The new Ahmed Lab at Rutgers Institute for Health is charting the course with advanced data and technology
Precision medicine is a rapidly growing approach to health care that focuses on finding treatments and interventions that work for people based on their genetic makeup, rather than their symptoms.
Zeeshan Ahmed, director of the new Ahmed Lab at Rutgers Institute for Health, Health Care Policy and Aging Research, discusses the future of precision medicine, what needs to be done to successfully analyze the data necessary to develop individualized treatments and the role genetics play during the COVID-19 pandemic.
What new trends do you see emerging in precision medicine?
One emerging trend in precision medicine is the use of artificial intelligence and machine learning to improve the traditional symptom-driven practice of medicine, allowing earlier interventions using advanced diagnostics and tailoring better and economically personalized treatments.
Development of cutting-edge, new artificial intelligence and machine learning–based big data platforms has the potential to revolutionize the field of medicine and allow a high volume of data to be analyzed quickly. While this poses unprecedented challenges in data storage, processing, exchange, and curation, it will ultimately provide us with a better understanding of biology.
But we need to improve procedures for genetic testing in health care settings and integrate the study of genetic and metabolic makeup and function into the traditional health care process. We also need to develop prevention and therapeutic strategies and build a library of information about how to use genetics in health care.
Our lab will continue researching and developing useful analytic tools, modern technologies, and big databases in order to provide better personalized health care.
Ahmed Lab recently launched a new mobile app. How will this help drive precision medicine?
There has been a dramatic increase in the availability of genetic and health data over the past decade resulting in a crucial need for databases and technology to effectively store and analyze this wealth of information.
Our lab has initiated a new project to study evolving information about the links between different genes, genetic variants and diseases. We focused on helping researchers, medical practitioners and pharmacists better understand the genetic basis of common diseases.
We developed a mobile app — known as PAS — that allows users, including scientists and health care providers, to quickly and easily search a comprehensive worldwide database of genes, variants and related diseases and drugs.

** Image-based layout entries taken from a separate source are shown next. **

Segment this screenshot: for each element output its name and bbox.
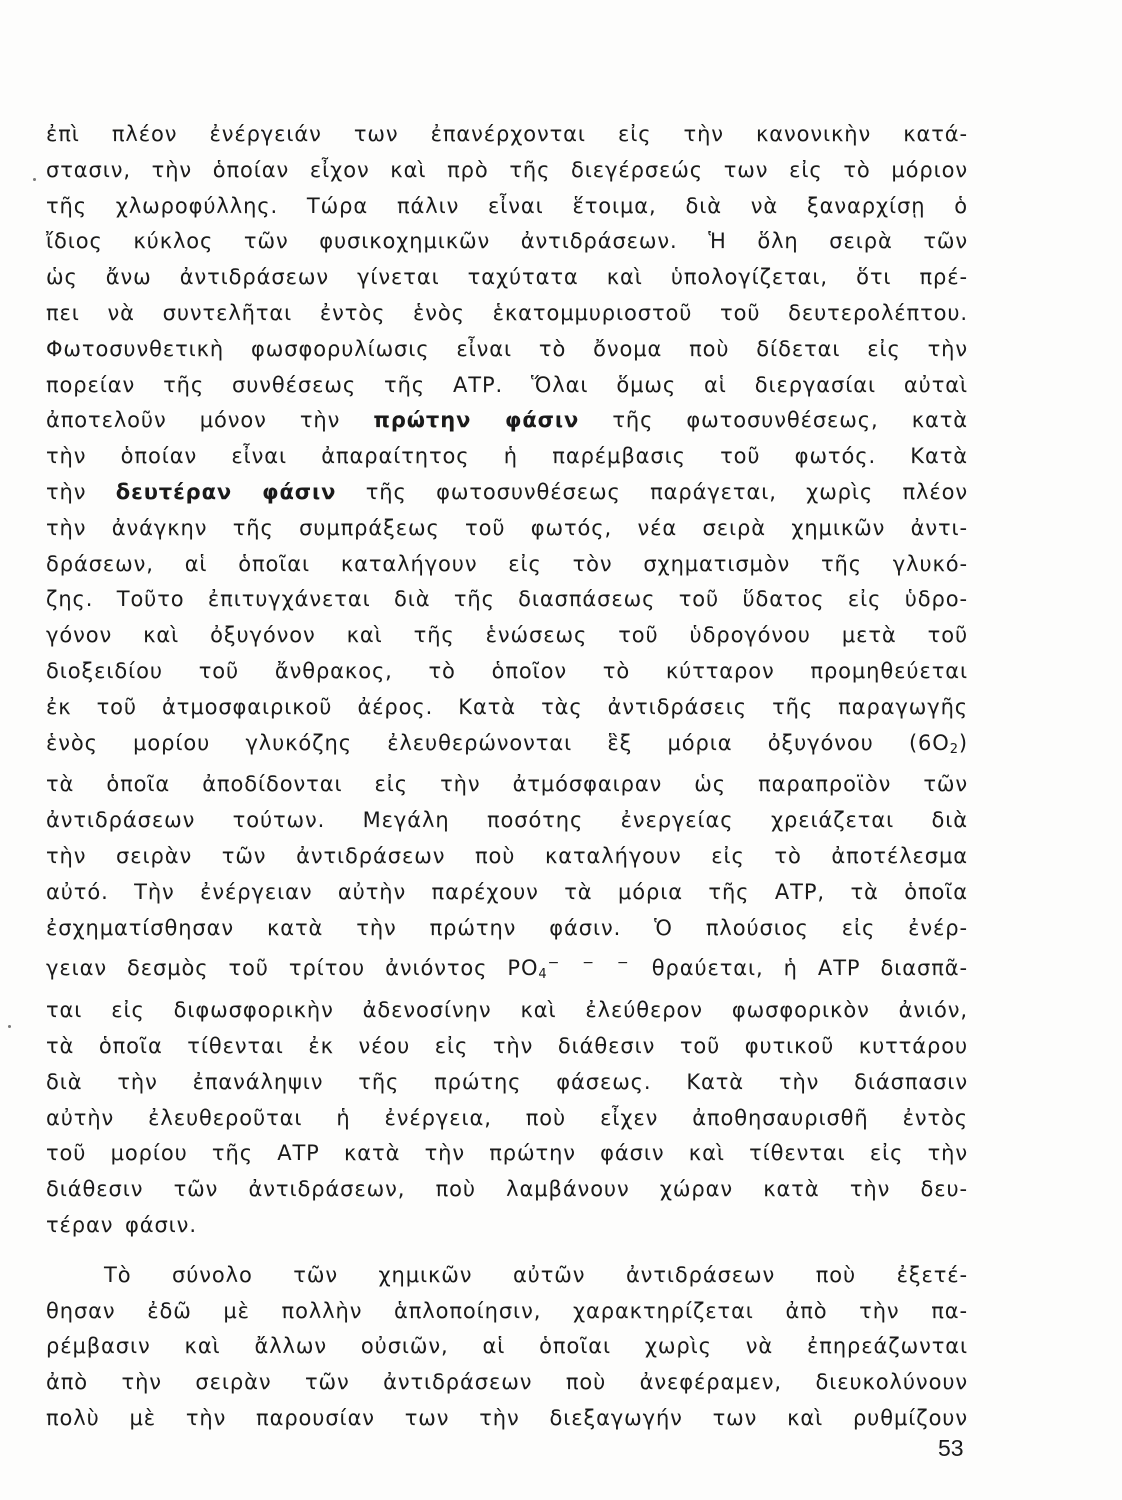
text-line: ται εἰς διφωσφορικὴν ἀδενοσίνην καὶ ἐλεύθερον φωσφορικὸν ἀνιόν,: [46, 998, 968, 1023]
scan-speck: [8, 1025, 11, 1028]
page-number: 53: [938, 1435, 964, 1461]
text-line: ζης. Τοῦτο ἐπιτυγχάνεται διὰ τῆς διασπάσεως τοῦ ὕδατος εἰς ὑδρο-: [46, 587, 968, 612]
text-line: γόνον καὶ ὀξυγόνον καὶ τῆς ἑνώσεως τοῦ ὑδρογόνου μετὰ τοῦ: [46, 623, 968, 648]
text-segment: ἑνὸς μορίου γλυκόζης ἐλευθερώνονται ἓξ μόρια ὀξυγόνου (6O: [46, 730, 950, 755]
text-line: αὐτό. Τὴν ἐνέργειαν αὐτὴν παρέχουν τὰ μόρια τῆς ΑΤΡ, τὰ ὁποῖα: [46, 879, 968, 904]
scan-speck: [33, 178, 36, 181]
ion-charge: − − −: [547, 955, 632, 972]
text-line: στασιν, τὴν ὁποίαν εἶχον καὶ πρὸ τῆς διεγέρσεώς των εἰς τὸ μόριον: [46, 157, 968, 182]
text-line: διὰ τὴν ἐπανάληψιν τῆς πρώτης φάσεως. Κατὰ τὴν διάσπασιν: [46, 1069, 968, 1094]
text-line: ἀντιδράσεων τούτων. Μεγάλη ποσότης ἐνεργείας χρειάζεται διὰ: [46, 808, 968, 833]
text-line-formula: [46, 946, 968, 993]
text-line: ἐκ τοῦ ἀτμοσφαιρικοῦ ἀέρος. Κατὰ τὰς ἀντιδράσεις τῆς παραγωγῆς: [46, 694, 968, 719]
text-segment: γειαν δεσμὸς τοῦ τρίτου ἀνιόντος PO: [46, 956, 539, 981]
text-line-formula: [46, 726, 968, 768]
text-line: ἴδιος κύκλος τῶν φυσικοχημικῶν ἀντιδράσεων. Ἡ ὅλη σειρὰ τῶν: [46, 229, 968, 254]
text-line-with-bold: [46, 403, 968, 439]
body-text: [46, 117, 968, 1437]
text-line: τῆς χλωροφύλλης. Τώρα πάλιν εἶναι ἕτοιμα, διὰ νὰ ξαναρχίσῃ ὁ: [46, 193, 968, 218]
bold-term-first-phase: πρώτην φάσιν: [373, 408, 580, 433]
text-line: ἀπὸ τὴν σειρὰν τῶν ἀντιδράσεων ποὺ ἀνεφέραμεν, διευκολύνουν: [46, 1370, 968, 1395]
text-line: Τὸ σύνολο τῶν χημικῶν αὐτῶν ἀντιδράσεων ποὺ ἐξετέ-: [104, 1262, 968, 1287]
text-line: ὡς ἄνω ἀντιδράσεων γίνεται ταχύτατα καὶ ὑπολογίζεται, ὅτι πρέ-: [46, 265, 968, 290]
text-line: θησαν ἐδῶ μὲ πολλὴν ἁπλοποίησιν, χαρακτηρίζεται ἀπὸ τὴν πα-: [46, 1298, 968, 1323]
text-line: ἐσχηματίσθησαν κατὰ τὴν πρώτην φάσιν. Ὁ πλούσιος εἰς ἐνέρ-: [46, 915, 968, 940]
text-segment: τὴν: [46, 479, 87, 504]
text-segment: θραύεται, ἡ ΑΤΡ διασπᾶ-: [651, 956, 969, 981]
text-line: τὴν ὁποίαν εἶναι ἀπαραίτητος ἡ παρέμβασις τοῦ φωτός. Κατὰ: [46, 444, 968, 469]
text-line: τὰ ὁποῖα τίθενται ἐκ νέου εἰς τὴν διάθεσιν τοῦ φυτικοῦ κυττάρου: [46, 1033, 968, 1058]
subscript: 4: [538, 967, 548, 983]
text-line: τὴν σειρὰν τῶν ἀντιδράσεων ποὺ καταλήγουν εἰς τὸ ἀποτέλεσμα: [46, 843, 968, 868]
text-segment: τῆς φωτοσυνθέσεως παράγεται, χωρὶς πλέον: [365, 479, 969, 504]
text-line-with-bold: [46, 475, 968, 511]
subscript: 2: [949, 741, 959, 757]
text-line: τοῦ μορίου τῆς ΑΤΡ κατὰ τὴν πρώτην φάσιν καὶ τίθενται εἰς τὴν: [46, 1141, 968, 1166]
bold-term-second-phase: δευτέραν φάσιν: [115, 479, 337, 504]
text-line: διοξειδίου τοῦ ἄνθρακος, τὸ ὁποῖον τὸ κύτταρον προμηθεύεται: [46, 658, 968, 683]
text-line: Φωτοσυνθετικὴ φωσφορυλίωσις εἶναι τὸ ὄνομα ποὺ δίδεται εἰς τὴν: [46, 336, 968, 361]
text-line: πολὺ μὲ τὴν παρουσίαν των τὴν διεξαγωγήν των καὶ ρυθμίζουν: [46, 1405, 968, 1430]
text-line: πει νὰ συντελῆται ἐντὸς ἑνὸς ἑκατομμυριοστοῦ τοῦ δευτερολέπτου.: [46, 300, 968, 325]
text-line: διάθεσιν τῶν ἀντιδράσεων, ποὺ λαμβάνουν χώραν κατὰ τὴν δευ-: [46, 1177, 968, 1202]
text-line: αὐτὴν ἐλευθεροῦται ἡ ἐνέργεια, ποὺ εἶχεν ἀποθησαυρισθῆ ἐντὸς: [46, 1105, 968, 1130]
text-line: δράσεων, αἱ ὁποῖαι καταλήγουν εἰς τὸν σχηματισμὸν τῆς γλυκό-: [46, 551, 968, 576]
paragraph-gap: [46, 1244, 968, 1258]
text-segment: ἀποτελοῦν μόνον τὴν: [46, 408, 341, 433]
text-line: ἐπὶ πλέον ἐνέργειάν των ἐπανέρχονται εἰς τὴν κανονικὴν κατά-: [46, 122, 968, 146]
text-segment: τῆς φωτοσυνθέσεως, κατὰ: [612, 408, 969, 433]
text-segment: ): [958, 730, 968, 755]
text-line: τέραν φάσιν.: [46, 1212, 197, 1237]
text-line: πορείαν τῆς συνθέσεως τῆς ΑΤΡ. Ὅλαι ὅμως αἱ διεργασίαι αὐταὶ: [46, 372, 968, 397]
text-line: τὰ ὁποῖα ἀποδίδονται εἰς τὴν ἀτμόσφαιραν ὡς παραπροϊὸν τῶν: [46, 772, 968, 797]
text-line: ρέμβασιν καὶ ἄλλων οὐσιῶν, αἱ ὁποῖαι χωρὶς νὰ ἐπηρεάζωνται: [46, 1334, 968, 1359]
text-line: τὴν ἀνάγκην τῆς συμπράξεως τοῦ φωτός, νέα σειρὰ χημικῶν ἀντι-: [46, 515, 968, 540]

Our project is focused on humans, but we will be extending research and development to include other species in the future and plan to develop a new web page and online tools.
What should patients know about the PAS app?
Although approaches that combine clinical and genomic information are becoming increasingly common, scientists and health care providers still face the daunting challenge of identifying what genes may be relevant to the part of the body or biological system they are studying, and how variants may impact health in unique ways for each patient. They need standard information to help them make health care decisions.
PAS brings together clinical, genetic and other health data and information to help map health conditions to their corresponding diseases, to benefit all users, including researchers, medical practitioners, pharmacists, life science students and even patients.
Patients can also access detailed information about their disease and prescribed medications. And individuals who have sequenced their DNA/RNA can use the app to easily search and access information on their genes and potential associated health conditions.
The COVID-19 pandemic also has highlighted the useful contribution of the app and our research. Despite many significant scientific and medical discoveries, the genetics of COVID‐19 remains far from clear. PAS allows users to look for and connect relevant information to COVID‐19, including genes, variants, and disease codes in health records.